The Illinois Supreme Court has overturned a US$10.1-billion-dollar award to smokers who claimed tobacco giant Altria misled them about the dangers of "light" cigarettes.
Source:
SBS
16 Dec 2005 - 12:00 AM  UPDATED 22 Aug 2013 - 12:18 PM

The decision in favour of Altria's Philip Morris USA division was a major victory for the tobacco industry, which has been successful in overturning a number of the massive judgments imposed in recent years.

In a 109-page decision, the court dismissed the case on the grounds that the US Federal Trade Commission had specifically authorized tobacco companies to characterize their products as "light" or "low tar and nicotine."

The class-action suit representing 1.4 million smokers was unusual in that
it did not seek damages for physical harm.

Instead, it argued the smokers had been defrauded by the false claim that
the "light" or "low tar" cigarettes promoted at that time were no safer than regular cigarettes and, in fact, could be more harmful.

In March 2003, Madison County Circuit Judge Nicholas Byron ruled against
Philip Morris, fining the company US$7.1 billion in compensatory damages and three billion dollars in punitive damages and fees.

The company argued that it would go bankrupt if it was required to post a
full 12-billion-dollar bond while it appealed the case.
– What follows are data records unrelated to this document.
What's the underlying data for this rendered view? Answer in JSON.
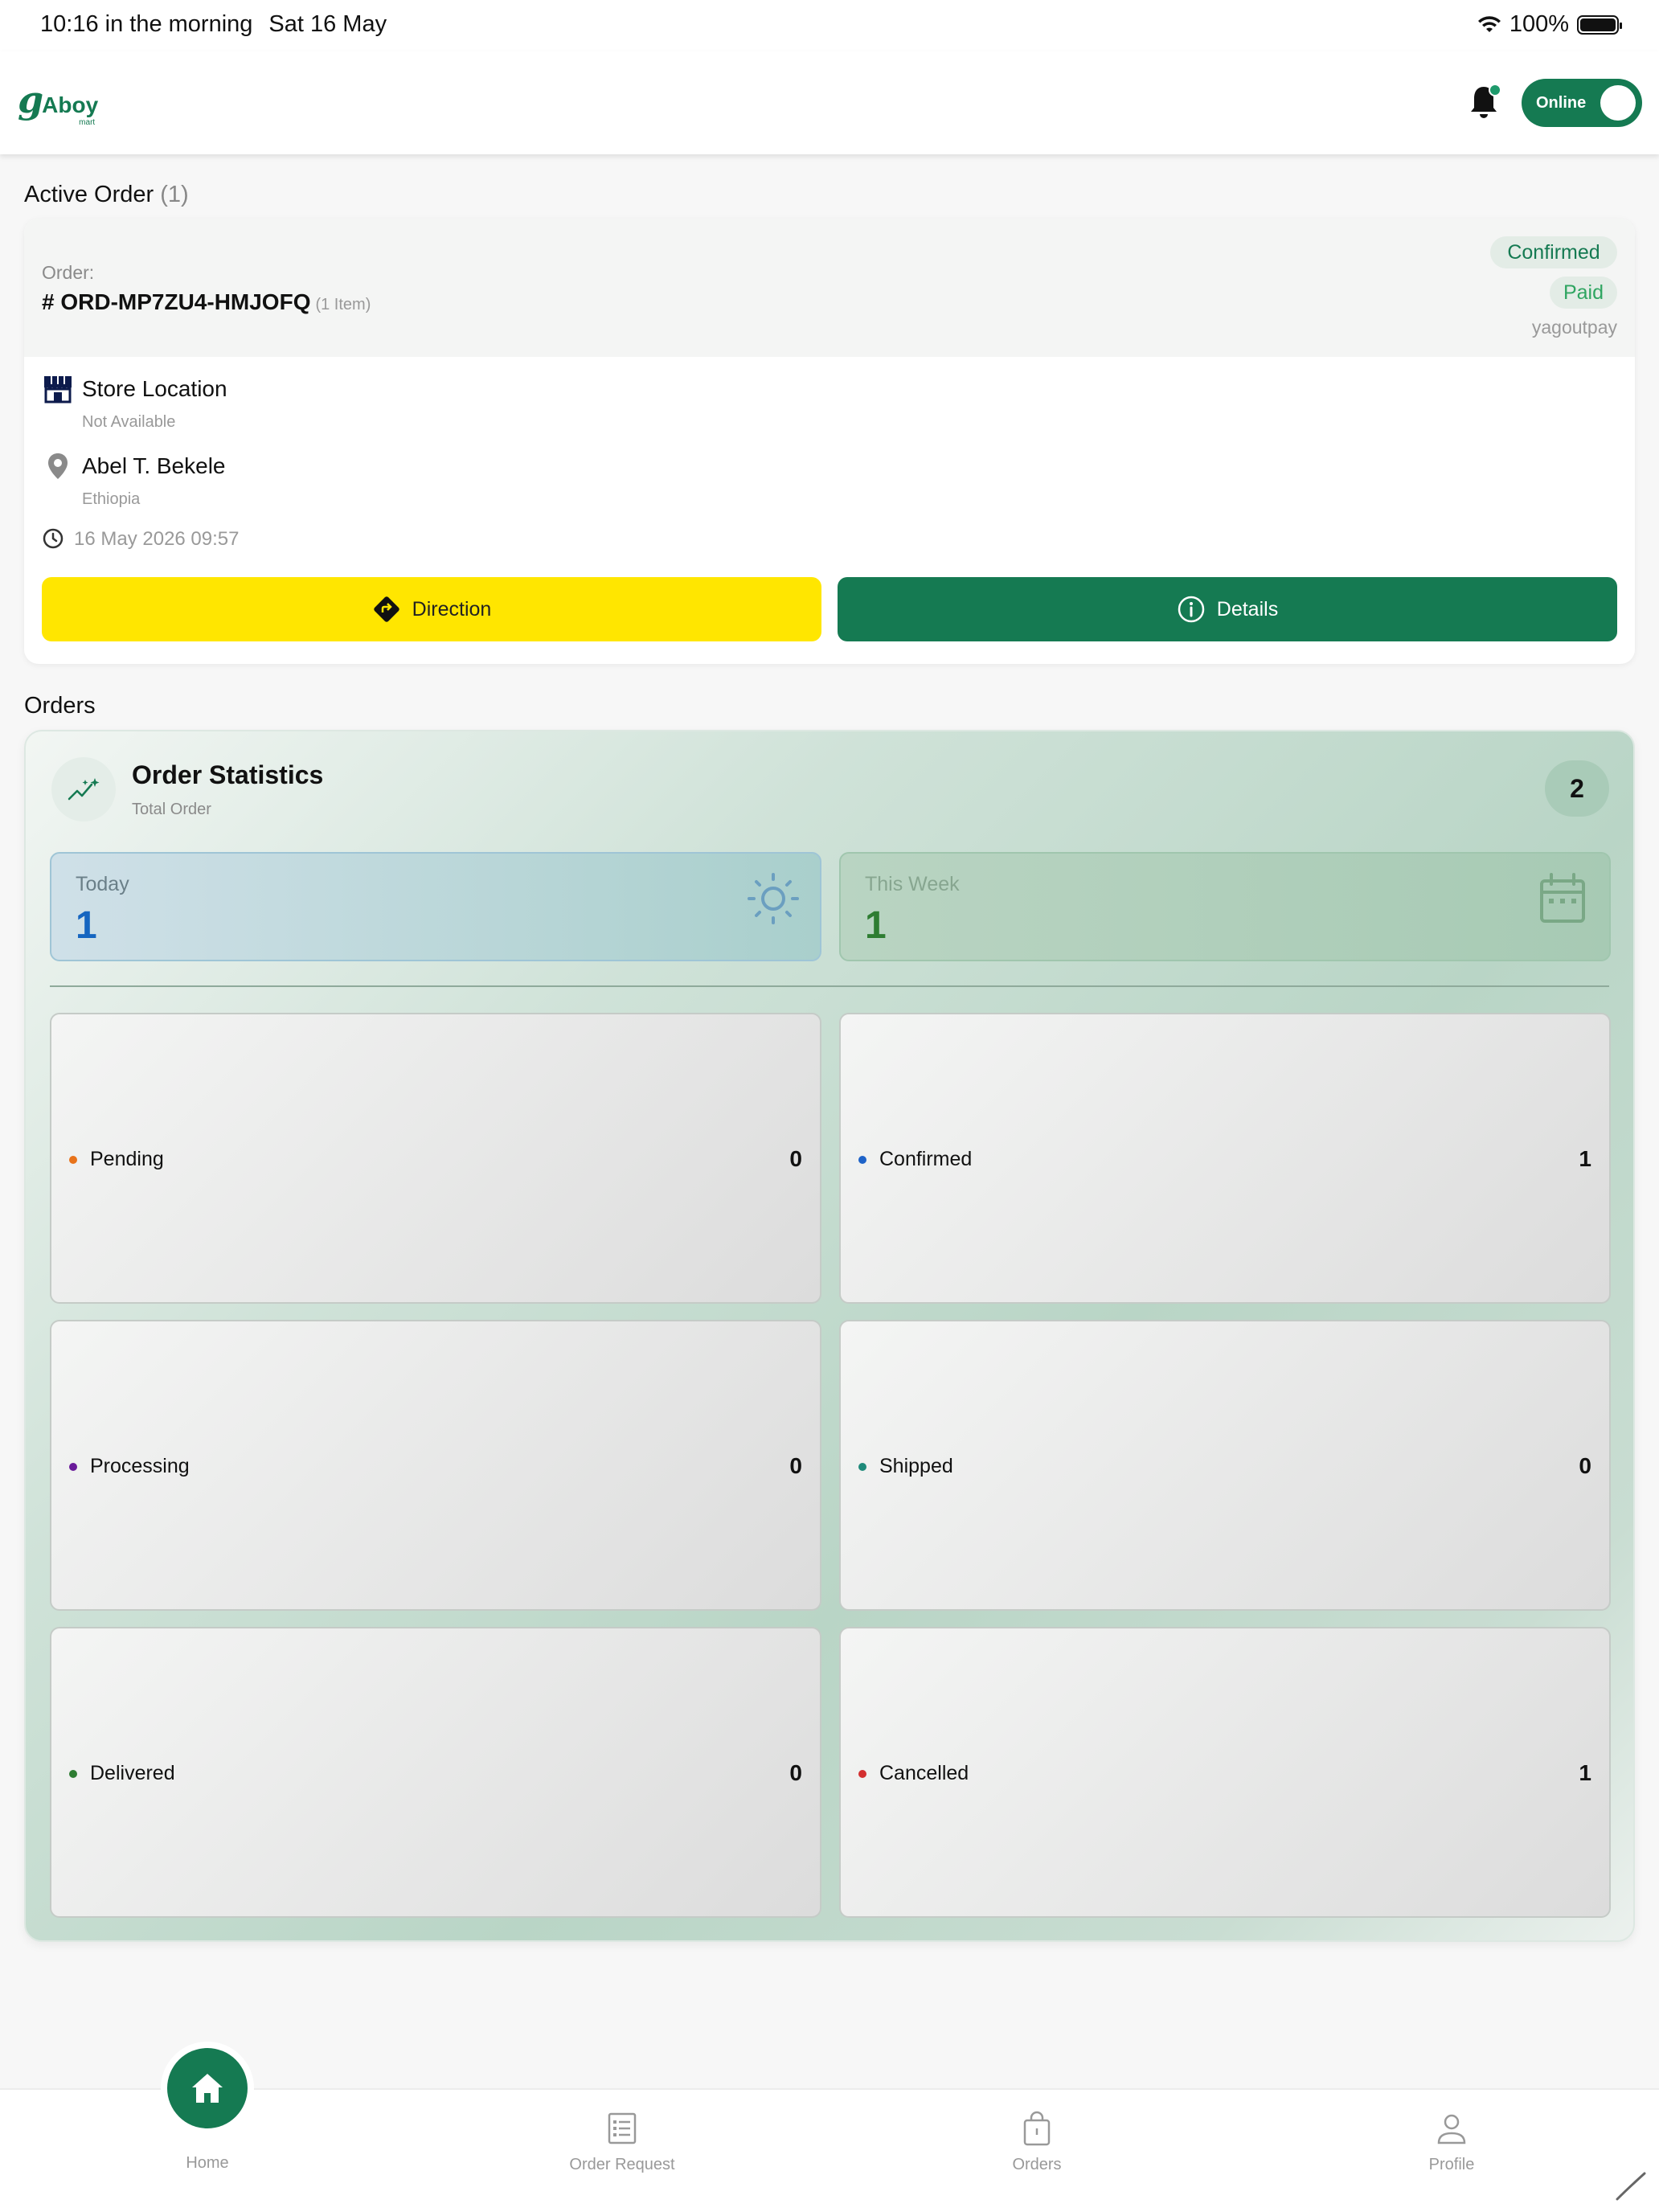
{
  "status_bar": {
    "time": "10:16 in the morning",
    "date": "Sat 16 May",
    "battery": "100%"
  },
  "header": {
    "logo_text": "Aboy",
    "logo_sub": "mart",
    "online_label": "Online",
    "online_state": true,
    "icons": [
      "bell-icon"
    ]
  },
  "active_order": {
    "section_title": "Active Order",
    "count": "(1)",
    "order_label": "Order:",
    "order_number": "# ORD-MP7ZU4-HMJOFQ",
    "items": "(1 Item)",
    "badge_status": "Confirmed",
    "badge_payment": "Paid",
    "payment_method": "yagoutpay",
    "store_title": "Store Location",
    "store_sub": "Not Available",
    "customer_name": "Abel T. Bekele",
    "customer_country": "Ethiopia",
    "datetime": "16 May 2026  09:57",
    "direction_button": "Direction",
    "details_button": "Details"
  },
  "orders": {
    "section_title": "Orders",
    "stats_title": "Order Statistics",
    "stats_sub": "Total Order",
    "total": "2",
    "today_label": "Today",
    "today_value": "1",
    "week_label": "This Week",
    "week_value": "1",
    "statuses": [
      {
        "label": "Pending",
        "count": "0",
        "color": "#e8731a"
      },
      {
        "label": "Confirmed",
        "count": "1",
        "color": "#1e63c8"
      },
      {
        "label": "Processing",
        "count": "0",
        "color": "#6a1b9a"
      },
      {
        "label": "Shipped",
        "count": "0",
        "color": "#1e8a7a"
      },
      {
        "label": "Delivered",
        "count": "0",
        "color": "#2e7d32"
      },
      {
        "label": "Cancelled",
        "count": "1",
        "color": "#d32f2f"
      }
    ]
  },
  "bottom_nav": {
    "home": "Home",
    "order_request": "Order Request",
    "orders": "Orders",
    "profile": "Profile"
  },
  "colors": {
    "brand": "#157a52",
    "direction_yellow": "#ffe600"
  }
}
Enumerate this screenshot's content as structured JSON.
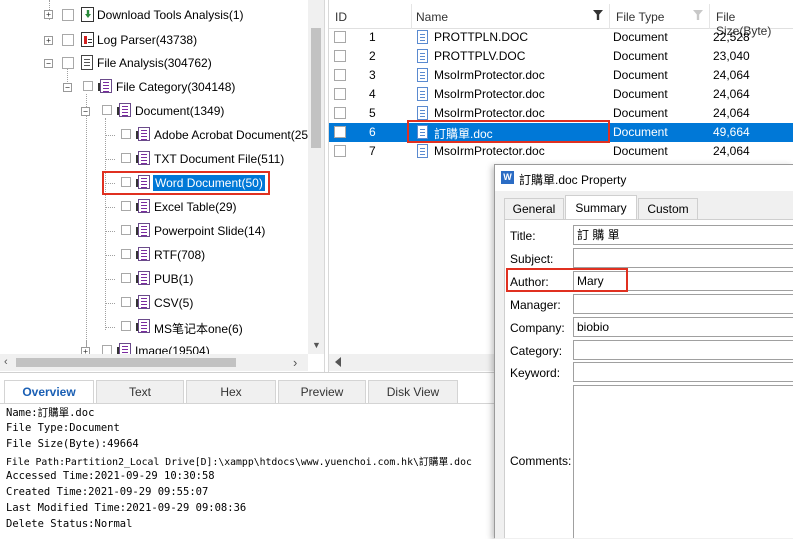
{
  "tree": {
    "items": [
      {
        "label": "Download Tools Analysis(1)"
      },
      {
        "label": "Log Parser(43738)"
      },
      {
        "label": "File Analysis(304762)"
      },
      {
        "label": "File Category(304148)"
      },
      {
        "label": "Document(1349)"
      },
      {
        "label": "Adobe Acrobat Document(25"
      },
      {
        "label": "TXT Document File(511)"
      },
      {
        "label": "Word Document(50)"
      },
      {
        "label": "Excel Table(29)"
      },
      {
        "label": "Powerpoint Slide(14)"
      },
      {
        "label": "RTF(708)"
      },
      {
        "label": "PUB(1)"
      },
      {
        "label": "CSV(5)"
      },
      {
        "label": "MS笔记本one(6)"
      },
      {
        "label": "Image(19504)"
      }
    ],
    "expand_plus": "+",
    "expand_minus": "−"
  },
  "table": {
    "columns": [
      "ID",
      "Name",
      "File Type",
      "File Size(Byte)"
    ],
    "rows": [
      {
        "id": "1",
        "name": "PROTTPLN.DOC",
        "type": "Document",
        "size": "22,528"
      },
      {
        "id": "2",
        "name": "PROTTPLV.DOC",
        "type": "Document",
        "size": "23,040"
      },
      {
        "id": "3",
        "name": "MsoIrmProtector.doc",
        "type": "Document",
        "size": "24,064"
      },
      {
        "id": "4",
        "name": "MsoIrmProtector.doc",
        "type": "Document",
        "size": "24,064"
      },
      {
        "id": "5",
        "name": "MsoIrmProtector.doc",
        "type": "Document",
        "size": "24,064"
      },
      {
        "id": "6",
        "name": "訂購單.doc",
        "type": "Document",
        "size": "49,664"
      },
      {
        "id": "7",
        "name": "MsoIrmProtector.doc",
        "type": "Document",
        "size": "24,064"
      }
    ],
    "selected_index": 5
  },
  "bottom_tabs": [
    "Overview",
    "Text",
    "Hex",
    "Preview",
    "Disk View"
  ],
  "overview": [
    "Name:訂購單.doc",
    "File Type:Document",
    "File Size(Byte):49664",
    "File Path:Partition2_Local Drive[D]:\\xampp\\htdocs\\www.yuenchoi.com.hk\\訂購單.doc",
    "Accessed Time:2021-09-29 10:30:58",
    "Created Time:2021-09-29 09:55:07",
    "Last Modified Time:2021-09-29 09:08:36",
    "Delete Status:Normal"
  ],
  "property": {
    "title": "訂購單.doc Property",
    "app_icon": "W",
    "tabs": [
      "General",
      "Summary",
      "Custom"
    ],
    "active_tab": "Summary",
    "fields": [
      {
        "label": "Title:",
        "value": "訂  購  單"
      },
      {
        "label": "Subject:",
        "value": ""
      },
      {
        "label": "Author:",
        "value": "Mary"
      },
      {
        "label": "Manager:",
        "value": ""
      },
      {
        "label": "Company:",
        "value": "biobio"
      },
      {
        "label": "Category:",
        "value": ""
      },
      {
        "label": "Keyword:",
        "value": ""
      }
    ],
    "comments_label": "Comments:",
    "comments_value": ""
  },
  "colors": {
    "selection": "#0078d7",
    "highlight_box": "#e03020",
    "tab_active_text": "#1a5fb4"
  }
}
In an unusual move, a number of US states intervened on the tobacco
company's behalf in order to ensure that it continued to make payments to them under the terms of a previous lawsuit settlement.

The state high court agreed to review the case without waiting for appellate courts to weigh in; It heard oral arguments late last year, and its
ruling had been eagerly awaited by Altria investors and detractors alike.